A day before Google I/O kicks off the news is already beginning to trickle out. Today, the company has opened a private beta for Google Cloud Internet of Things Core, a platform for managing, updating, and handling devices and the data they produce. The private beta is expected to continue until general availability later this year.
Indranil Chakraborty, product manager on Google Cloud, said that the IoT Core platform allows developers and managers to bring Google’s analytics and machine learning capabilities to bear upon the large amounts of data that a network of devices can generate. He identified this as a key differentiator between Google’s IoT Core and a similar platform touted and expanded by Microsoft last week at its BUILD conference in Seattle, the Microsoft Azure IoT Edge.
“If you look at what Google Cloud Platform offers, we have state of the art, market leading services, and data analytics. BigQuery can be used to run hundreds of billions of rows and columns and get the answers in a few seconds. With Google Cloud IoT Core, now it allows developers and customers to securely connect them to Google Cloud Platform [GCP] and really use our state of the art analytics and machine learning services to get real-time actionable insights from the devices,” said Chakraborty.

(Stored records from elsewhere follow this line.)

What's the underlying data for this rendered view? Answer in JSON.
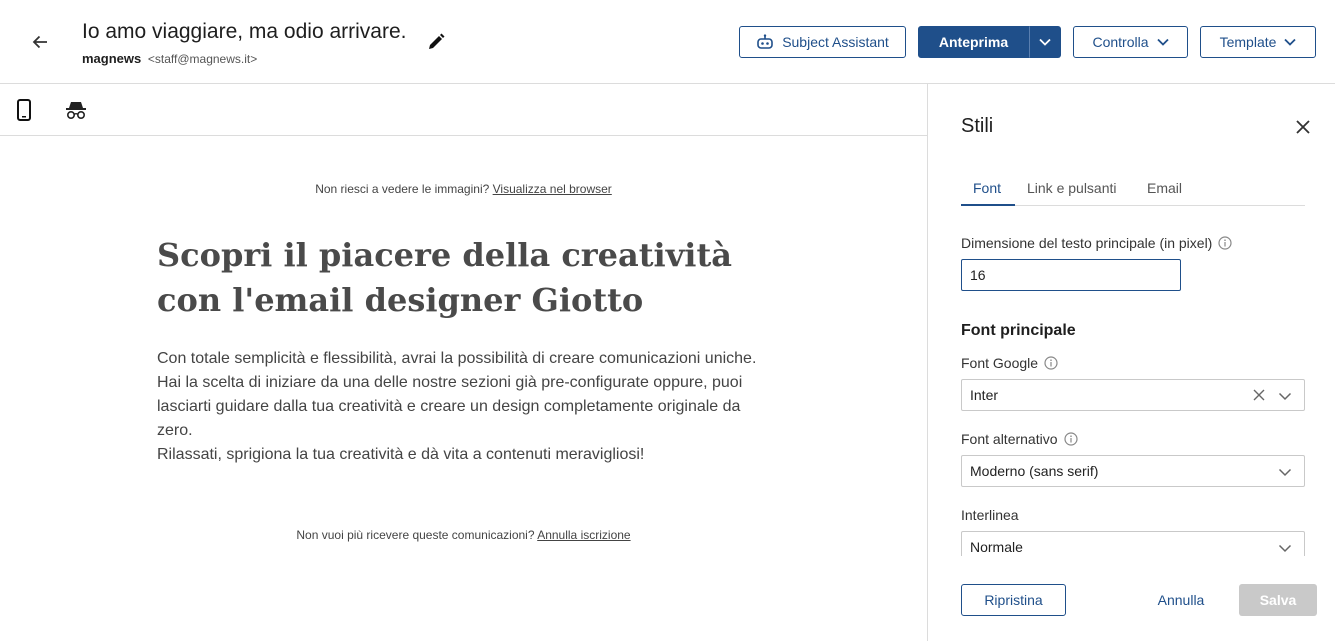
{
  "header": {
    "subject": "Io amo viaggiare, ma odio arrivare.",
    "sender_name": "magnews",
    "sender_email": "<staff@magnews.it>",
    "buttons": {
      "subject_assistant": "Subject Assistant",
      "preview": "Anteprima",
      "check": "Controlla",
      "template": "Template"
    }
  },
  "email": {
    "view_online_prefix": "Non riesci a vedere le immagini?",
    "view_online_link": "Visualizza nel browser",
    "headline": "Scopri il piacere della creatività con l'email designer Giotto",
    "body_lines": [
      "Con totale semplicità e flessibilità, avrai la possibilità di creare comunicazioni uniche.",
      "Hai la scelta di iniziare da una delle nostre sezioni già pre-configurate oppure, puoi lasciarti guidare dalla tua creatività e creare un design completamente originale da zero.",
      "Rilassati, sprigiona la tua creatività e dà vita a contenuti meravigliosi!"
    ],
    "unsubscribe_prefix": "Non vuoi più ricevere queste comunicazioni?",
    "unsubscribe_link": "Annulla iscrizione"
  },
  "panel": {
    "title": "Stili",
    "tabs": [
      "Font",
      "Link e pulsanti",
      "Email"
    ],
    "active_tab": "Font",
    "text_size_label": "Dimensione del testo principale (in pixel)",
    "text_size_value": "16",
    "main_font_heading": "Font principale",
    "google_font_label": "Font Google",
    "google_font_value": "Inter",
    "fallback_font_label": "Font alternativo",
    "fallback_font_value": "Moderno (sans serif)",
    "line_height_label": "Interlinea",
    "line_height_value": "Normale",
    "footer": {
      "reset": "Ripristina",
      "cancel": "Annulla",
      "save": "Salva"
    }
  },
  "colors": {
    "primary": "#1f4f8a",
    "disabled": "#c9c9c9",
    "border": "#dcdcdc"
  },
  "icons": [
    "arrow-left-icon",
    "pencil-icon",
    "robot-icon",
    "chevron-down-icon",
    "mobile-icon",
    "incognito-icon",
    "close-icon",
    "info-icon",
    "drag-handle-icon"
  ]
}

He said that Google has already been working with customers, and has brought together 10 launch partners to ease into the process of integrating GCP into an IoT strategy. To this end, EnergyWorks, a European utility provider was able to enable large-scale real-time visualizations of energy demands after just a few months of development. Some prototypes, said Chakraborty, were done in a matter of days.
Adding to the ease of transition, said Chakraborty, is the availability of the Android Things operating system. “We also have Android Things, which is our OS for edge devices. Android Things is built using Android, so it comes with some benefits of Android: it’s a secure OS managed by Google. If you’re an Android app developer, you can pull Android applications into Android devices as well.
“With Android Things, we have stripped down the modules not needed and lowered the footprint as well. It works seamlessly with IoT Core. You can run a trained TensorFlow model at the edge.then work with Cloud IoT core to send data back into the cloud. You train your model and bring down the trained model and improve the overall edge performance,” said Chakraborty.
As for the existing IoT market players, Google has already tangled with the likes of IBM and Microsoft, but GE is an also in the IoT space and has a very different business model from those software companies. Chakraborty said that he sees GE as a potential partner, not necessarily a competitor.
“If you think about what we do in Google, we’re really a platform player here. We do offer infrastructure, and we have layers on top of it in terms of data analytics, and IoT Core makes it easy to connect your devices to GCP. When it comes to companies like GE, we see them as partners. What GE brings to the table; they have a lot of institutional knowledge on turbines. We do see big companies as partners where we can work hand in hand, and they bring their institutional knowledge, and we bring our machine learning and scalable infrastructure to build winning applications for the customers,” said Chakraborty.